When I got the computer back, I ran an extensive memory test to make sure the RAM survived. I then had the S.M.A.R.T. hard drives to self-test using smartctl tools (and they’re already in the Ubuntu repositories). Apparently, the computer survived the failure with no detectable problems. However, these tests take a good while (several hours) so I disassembled the faulty PSU to get a good look at it in the mean time.
Not a very nice sight.
Years ago, when I was still using Windows, I would have been very unnerved by this event because 1) you cannot easily transfer a Windows OS from one computer to the other by simply exchanging drives and 2) I wasn’t too hot on redundancy and backups.
The first problem is largely solved by Ubuntu. Exchanging a drive from a machine to the other of same general architecture (e.g., from AMD64 to AMD64) results in very little problems: change the Ethernet adapter number from eth0 to eth1 and possibly change the graphics drivers (using sudo dpkg-reconfigure xserver-xorg). Otherwise, your OS will reboot just fine. Unlike Windows which will probably BSOD if drivers are missing or fail to initialize. I have no idea what a hard drive transplant does to the Windows Genuine Advantage software, but I’m sure you won’t like it.
The second problem is solved by my systematic backing up of my data. You may also wonder right now just how reliable your data backup strategy is. Let us consider a few:
- Copies of files on the same disk. Somewhat protects you from bad manipulations as the file can be recovered from a different location on the same disk. If the disk fails, you loose everything.
- Copies of files on different disk(s), same computer. Provides some protection against disk failure. RAID arrays (with many different levels) offer you protection against individual drive failure by using redundancy spread across many drives in the same machine. If your machine is heavily damaged, you may lose all data. For example; a bad PSU that shorts everything, including sufficiently many drives to circumvent the RAID redundancy.
- Copies on a different machine, on-site. Periodical synchronisation of files against a another file-system protects you from catastrophic failure of a single machine, whether or not you have many drives and redundancy in the same machine, but does not protect you against a site-wide catastrophic event, however unlikely, such as, well, I don’t know, flash flooding or fire.
- Copies on a remote media or machine off site. Periodical synchronisation of files against a removable media (something like, say, a USB hard drive that you keep off-site or that you bring from a secure location to exchange with the current copy. So you make a full (or incremental) backup one media then go to the secure location and exchange it for the second media, which you bring back for the next backup. In this way, you minimize the time both copies are at the same location. So, even if the site is nuked from orbit, the other copy should survive in the secure location.
You do realize that none of those techniques are absolutely bad and that they work better when you combine them. You may keep working copies in two locations on your file system (maybe using a revision control system), which is protected by RAID, which is periodically synchronized with a remote, but one-site computer for fast retrieval, which is in turn periodically backuped on the off-site medias should something really bad happen.

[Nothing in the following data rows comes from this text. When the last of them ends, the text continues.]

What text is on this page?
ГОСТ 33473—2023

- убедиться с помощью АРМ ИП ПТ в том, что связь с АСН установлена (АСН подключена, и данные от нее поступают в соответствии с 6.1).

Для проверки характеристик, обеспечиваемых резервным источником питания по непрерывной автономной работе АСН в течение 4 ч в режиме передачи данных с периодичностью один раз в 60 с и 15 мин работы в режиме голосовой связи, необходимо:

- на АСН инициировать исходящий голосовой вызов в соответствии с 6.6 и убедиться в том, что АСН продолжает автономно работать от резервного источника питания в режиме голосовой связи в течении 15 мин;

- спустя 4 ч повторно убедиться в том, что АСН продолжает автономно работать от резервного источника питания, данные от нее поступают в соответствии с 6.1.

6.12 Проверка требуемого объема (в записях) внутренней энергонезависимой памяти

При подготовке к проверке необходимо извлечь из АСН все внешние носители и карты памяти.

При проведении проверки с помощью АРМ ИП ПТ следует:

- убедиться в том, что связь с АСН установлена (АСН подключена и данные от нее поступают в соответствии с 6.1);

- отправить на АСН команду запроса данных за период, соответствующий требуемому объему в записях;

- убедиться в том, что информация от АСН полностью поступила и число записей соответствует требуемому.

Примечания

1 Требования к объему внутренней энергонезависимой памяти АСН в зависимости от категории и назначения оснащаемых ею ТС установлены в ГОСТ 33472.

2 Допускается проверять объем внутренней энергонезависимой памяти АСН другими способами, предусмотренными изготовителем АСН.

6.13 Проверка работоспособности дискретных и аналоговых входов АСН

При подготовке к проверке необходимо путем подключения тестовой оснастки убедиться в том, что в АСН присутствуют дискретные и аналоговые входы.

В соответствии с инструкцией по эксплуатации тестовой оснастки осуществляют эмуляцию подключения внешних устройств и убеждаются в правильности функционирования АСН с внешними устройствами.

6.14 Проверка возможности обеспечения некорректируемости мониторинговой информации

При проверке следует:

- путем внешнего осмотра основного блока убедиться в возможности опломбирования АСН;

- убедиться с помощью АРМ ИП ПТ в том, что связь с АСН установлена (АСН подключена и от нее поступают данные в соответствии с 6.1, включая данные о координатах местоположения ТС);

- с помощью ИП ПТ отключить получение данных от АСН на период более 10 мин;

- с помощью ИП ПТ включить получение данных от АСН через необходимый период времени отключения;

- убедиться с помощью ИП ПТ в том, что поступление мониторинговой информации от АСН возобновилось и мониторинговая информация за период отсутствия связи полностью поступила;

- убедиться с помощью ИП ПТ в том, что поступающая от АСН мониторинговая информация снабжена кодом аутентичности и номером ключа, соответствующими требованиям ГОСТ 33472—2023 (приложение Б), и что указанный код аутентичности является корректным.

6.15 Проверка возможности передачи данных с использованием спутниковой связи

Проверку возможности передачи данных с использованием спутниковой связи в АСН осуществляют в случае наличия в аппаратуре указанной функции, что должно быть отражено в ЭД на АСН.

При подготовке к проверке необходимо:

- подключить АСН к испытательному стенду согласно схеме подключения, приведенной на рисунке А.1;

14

I must confess that I do most of the above. I do not have machines configured with RAID drives, but I do sync them nightly on a dedicated backup machine. I do make copies on removable drives. I do exchange them once in a while from a secure location. You may think it’s stupid, that I cannot possibly have data that’s worth that much trouble. Well, of course, I beg to differ. Not only do I have lots of source code, test data, and music, I also have a number of documents that I cannot get back from other sources. The LaTeX source code from my Ph. d. thesis and many other texts. The 30 000 or so pictures I shot over a period of several years. And countless other little things.
As our lives become increasingly dependent on technology—whether it’s our online presence on social networking sites or our use of digital photography to record our memories—it makes plenty of sense to make sure that none of this information is lost forever because of a faulty computer.
So, start training for your backup jutsu right now.